How much VRAM does VoxCPM need?

About 5 GB — the minimum this recipe targets.

How hard is this setup?

Beginner — follow the steps above.

VoxCPM-0.5B on RX 7800 XT: Zero-Shot Voice Cloning TTS on ROCm (BF16)

What You'll Build

A local zero-shot voice-cloning text-to-speech setup running VoxCPM-0.5B on a 16 GB Radeon RX 7800 XT (RDNA3, Navi 32, gfx1101) through the ROCm stack. Clone any voice from a few seconds of reference audio and synthesize natural, context-aware speech — all offline, no API calls. VoxCPM-0.5B is a pure-PyTorch model, so it runs through ROCm's standard PyTorch path with PyTorch SDPA attention and the native BF16/FP16 weights; at ~5 GB peak it is never close to memory-bound on a 16 GB card.

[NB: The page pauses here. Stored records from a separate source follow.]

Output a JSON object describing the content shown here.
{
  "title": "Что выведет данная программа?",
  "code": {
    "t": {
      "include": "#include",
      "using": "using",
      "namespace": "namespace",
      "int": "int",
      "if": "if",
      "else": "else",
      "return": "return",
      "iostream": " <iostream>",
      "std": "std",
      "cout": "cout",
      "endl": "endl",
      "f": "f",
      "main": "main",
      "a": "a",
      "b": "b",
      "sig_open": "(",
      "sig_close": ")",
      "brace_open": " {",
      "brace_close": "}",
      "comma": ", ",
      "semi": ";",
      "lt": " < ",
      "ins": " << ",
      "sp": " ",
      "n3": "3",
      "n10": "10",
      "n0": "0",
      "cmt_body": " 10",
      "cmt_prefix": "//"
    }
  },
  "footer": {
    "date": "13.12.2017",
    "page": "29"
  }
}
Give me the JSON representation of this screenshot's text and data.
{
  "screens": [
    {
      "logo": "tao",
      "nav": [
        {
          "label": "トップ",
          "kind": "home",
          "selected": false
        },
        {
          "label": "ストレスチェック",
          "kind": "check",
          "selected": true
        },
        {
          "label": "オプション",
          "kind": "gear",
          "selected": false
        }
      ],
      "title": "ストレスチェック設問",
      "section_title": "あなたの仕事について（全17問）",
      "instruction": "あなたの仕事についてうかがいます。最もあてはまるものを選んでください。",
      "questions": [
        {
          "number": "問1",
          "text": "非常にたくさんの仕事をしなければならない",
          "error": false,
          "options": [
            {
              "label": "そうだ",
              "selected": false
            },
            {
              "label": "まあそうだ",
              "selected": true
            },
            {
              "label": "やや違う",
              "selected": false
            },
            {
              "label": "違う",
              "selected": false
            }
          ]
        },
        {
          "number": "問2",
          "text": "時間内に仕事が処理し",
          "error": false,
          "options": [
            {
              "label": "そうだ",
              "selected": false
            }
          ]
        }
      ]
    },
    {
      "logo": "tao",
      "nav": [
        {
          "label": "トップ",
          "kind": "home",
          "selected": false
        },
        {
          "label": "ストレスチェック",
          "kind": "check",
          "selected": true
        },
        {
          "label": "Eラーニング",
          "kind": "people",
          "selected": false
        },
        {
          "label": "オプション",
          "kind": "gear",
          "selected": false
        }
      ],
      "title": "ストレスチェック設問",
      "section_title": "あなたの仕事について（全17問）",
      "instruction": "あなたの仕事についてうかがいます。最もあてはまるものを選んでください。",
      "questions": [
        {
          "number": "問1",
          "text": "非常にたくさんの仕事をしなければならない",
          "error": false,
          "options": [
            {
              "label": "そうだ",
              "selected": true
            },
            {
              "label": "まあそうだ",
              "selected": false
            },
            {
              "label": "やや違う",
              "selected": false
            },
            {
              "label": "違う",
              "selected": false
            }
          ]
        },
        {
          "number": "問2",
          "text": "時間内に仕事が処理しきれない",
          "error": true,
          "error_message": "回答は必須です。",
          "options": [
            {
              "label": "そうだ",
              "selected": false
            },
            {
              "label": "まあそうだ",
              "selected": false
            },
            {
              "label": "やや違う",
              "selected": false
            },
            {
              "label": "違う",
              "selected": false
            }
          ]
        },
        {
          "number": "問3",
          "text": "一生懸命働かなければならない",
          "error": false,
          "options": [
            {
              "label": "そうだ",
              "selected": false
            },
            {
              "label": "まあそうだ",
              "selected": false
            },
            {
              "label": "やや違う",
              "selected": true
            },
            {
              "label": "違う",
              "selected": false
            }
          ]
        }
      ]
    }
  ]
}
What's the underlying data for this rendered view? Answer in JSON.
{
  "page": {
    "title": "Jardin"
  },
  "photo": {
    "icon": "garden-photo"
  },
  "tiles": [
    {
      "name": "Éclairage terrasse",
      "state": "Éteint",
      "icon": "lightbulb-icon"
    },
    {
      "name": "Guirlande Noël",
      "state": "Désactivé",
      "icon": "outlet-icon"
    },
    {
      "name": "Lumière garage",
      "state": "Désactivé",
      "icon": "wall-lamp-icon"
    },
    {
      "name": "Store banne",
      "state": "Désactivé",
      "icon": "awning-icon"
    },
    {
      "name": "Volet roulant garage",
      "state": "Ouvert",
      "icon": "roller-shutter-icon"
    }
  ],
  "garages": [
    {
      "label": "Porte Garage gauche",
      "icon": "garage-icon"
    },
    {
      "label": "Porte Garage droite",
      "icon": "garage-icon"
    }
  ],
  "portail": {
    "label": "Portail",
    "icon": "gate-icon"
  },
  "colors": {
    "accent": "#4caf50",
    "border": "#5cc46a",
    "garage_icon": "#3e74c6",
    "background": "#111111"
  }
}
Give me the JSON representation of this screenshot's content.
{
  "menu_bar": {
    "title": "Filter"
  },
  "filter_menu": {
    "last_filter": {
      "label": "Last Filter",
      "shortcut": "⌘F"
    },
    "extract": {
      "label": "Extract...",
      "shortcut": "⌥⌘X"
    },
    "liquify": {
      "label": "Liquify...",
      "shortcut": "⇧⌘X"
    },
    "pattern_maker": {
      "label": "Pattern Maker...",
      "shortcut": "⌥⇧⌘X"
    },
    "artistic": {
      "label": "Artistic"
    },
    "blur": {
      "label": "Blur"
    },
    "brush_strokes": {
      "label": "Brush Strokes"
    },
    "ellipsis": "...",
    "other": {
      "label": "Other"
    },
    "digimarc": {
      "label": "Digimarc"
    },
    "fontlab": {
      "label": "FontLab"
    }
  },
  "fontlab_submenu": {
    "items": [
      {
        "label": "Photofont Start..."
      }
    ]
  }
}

Hardware data: RX 7800 XT (16GB VRAM) · BF16 · PyTorch on ROCm 7.2 · See benchmark data

⚠️ This is a ROCm recipe, not CUDA. The RX 7800 XT runs on AMD's ROCm/HIP stack — there is no cu124/cu128 wheel, no flash-attn build, no xformers install, and no FP8/FP4 path here. RDNA3 has no FP8/FP4 hardware (its WMMA units accept FP16, BF16, INT8, INT4 only), so an FP8 checkpoint would just upcast to BF16/FP16 with no memory saving — and at 0.5B / ~5 GB you don't need quantization at all. VoxCPM is pure PyTorch, so attention runs through PyTorch's scaled-dot-product attention (SDPA) — do not install or build FlashAttention for this. If a guide tells you to pip install xformers, build a flash-attn wheel, or pick a cu12x wheel for this card, it's written for the wrong vendor.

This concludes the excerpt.